The anatomy of a (really big) hot dog

Planning regulations in Johnson City, Tennessee produced a 26-foot bun and frankfurter made of brick, and it’s the talk of the town.

By Richard Massey
Managing Editor

Johnson City is a quaint place of 66,000 people near the Blue Ridge Mountains in northeast Tennessee. Perhaps best known as the childhood home of football coach Steve Spurrier, and for its ties to popular soft drink Mountain Dew, Johnson City has recently added a new claim to fame – a 26-foot hot dog made of brick.

A key piece of the branding “trade dress” of beloved regional fast food chain Pal’s Sudden Service, the hot dog, and a companion hamburger, had to comply with the city’s Design Overlay District, which says that 75 percent of the exterior building must be brick or naturally quarried stone.

That put a big wrinkle in the restaurant’s plans, since the food art is typically made of fiberglass. In assessing the situation, Pal’s soon realized that stone was never really an option. So Pal’s, a 29-location chain based in Kingsport, opted for brick.

“When we saw that we weren’t going to get them to give, we said, ‘We’ve got lemons and how do we make lemonade,’” says Pal’s president and CEO, Thom Crosby.

Pal’s mounted a national search, and found fewer than a dozen companies with the resources to
do the job. The list was narrowed down to three, and then to one, Images in Brick in Lincoln, Nebraska.

And that’s when things got interesting.

“This was a very unusual project – quite out of the ordinary,” says Jay Tschetter, founder and president of Images in Brick.

While most of Tschetter’s pieces are essentially “in relief,” the hot dog was “in the round.” As a result, Tschetter had to create a rotating sling system so that the work – centered on a fiberglass core filled with poly foam – was suspended while brick was applied to all sides.

He originally tried using wet material and bending it to the contours of the design. That didn’t work, so instead he applied fired brick and used a masonry saw to cut in the design. All told, Tschetter took about four months and used about 2,000 bricks to complete the hot dog. It and the hamburger, at a combined 6,500 pounds, were then trucked more than 1,000 miles to their destination in Tennessee.

The restaurant opened in early September.

When asked by The Zweig Letter what he got out of the experience, Tschetter laughed and said, “I can brick just about anything.
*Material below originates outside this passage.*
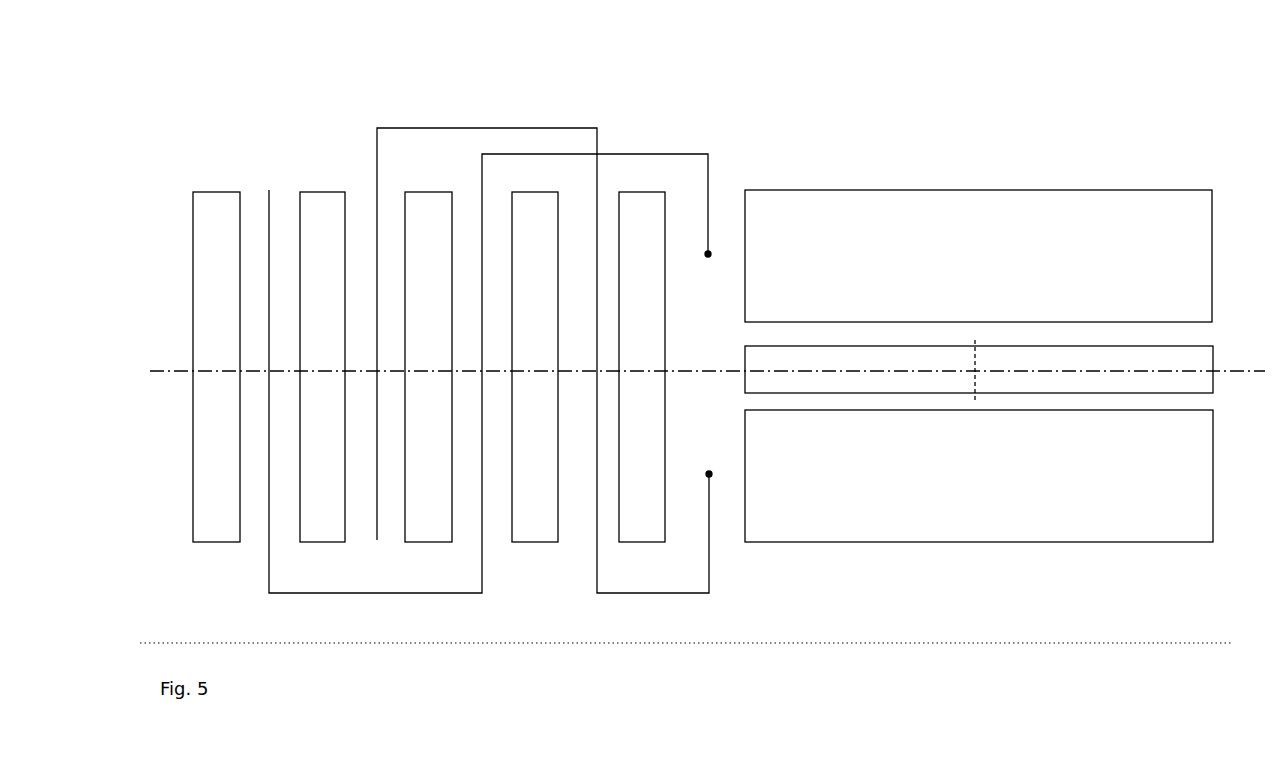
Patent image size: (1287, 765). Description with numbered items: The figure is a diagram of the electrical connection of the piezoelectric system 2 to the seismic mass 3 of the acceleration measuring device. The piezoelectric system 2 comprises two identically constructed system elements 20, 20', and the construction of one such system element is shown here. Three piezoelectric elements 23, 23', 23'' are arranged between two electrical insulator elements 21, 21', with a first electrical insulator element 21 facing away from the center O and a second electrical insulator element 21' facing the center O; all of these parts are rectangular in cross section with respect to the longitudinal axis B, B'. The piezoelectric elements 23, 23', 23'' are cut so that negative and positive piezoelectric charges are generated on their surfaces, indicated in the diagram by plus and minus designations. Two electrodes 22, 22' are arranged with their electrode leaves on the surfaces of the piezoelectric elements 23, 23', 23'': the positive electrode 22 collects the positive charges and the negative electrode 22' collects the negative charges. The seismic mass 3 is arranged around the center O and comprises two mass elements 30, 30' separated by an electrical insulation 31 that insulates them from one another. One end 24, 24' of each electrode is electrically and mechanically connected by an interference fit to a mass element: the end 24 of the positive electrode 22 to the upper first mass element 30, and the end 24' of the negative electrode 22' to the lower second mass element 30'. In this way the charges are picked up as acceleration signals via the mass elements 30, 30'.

By the time I was done, I thought maybe I’ll do state fairs – corn on the cob and cotton candy.”

Pal’s said that all told, the 75 percent brick construction regulation cost about $250,000. And even though Pal’s had to sacrifice some of its branding – the building’s pill blue exterior, for example – Crosby said it was worth it.

“We think it turned out to be a good site for it, we’ve gotten a lot of
feedback on it, and we’re having fun with it,” he says.

Looking into the future, if Pal’s wants to expand into yet another area where there are planning restrictions and the
company has to again build in brick, it won’t be starting from scratch.

“We captured all the how-to,” Crosby says.

Senior city planner Angie Charles, citing code section 6.30.1, says the overlay district – which calls for greenways, underground signage, and screened mechanical systems – was created to “establish higher environmental, aesthetic, and design standards,” and that the district has been in effect for just over a year.

In essence, the hot dog was the test case for the code’s effectiveness.    

“Pal’s is a perfect example,” Charles says. “The hot dog’s been a topic of conversation in town. Everyone loves it.”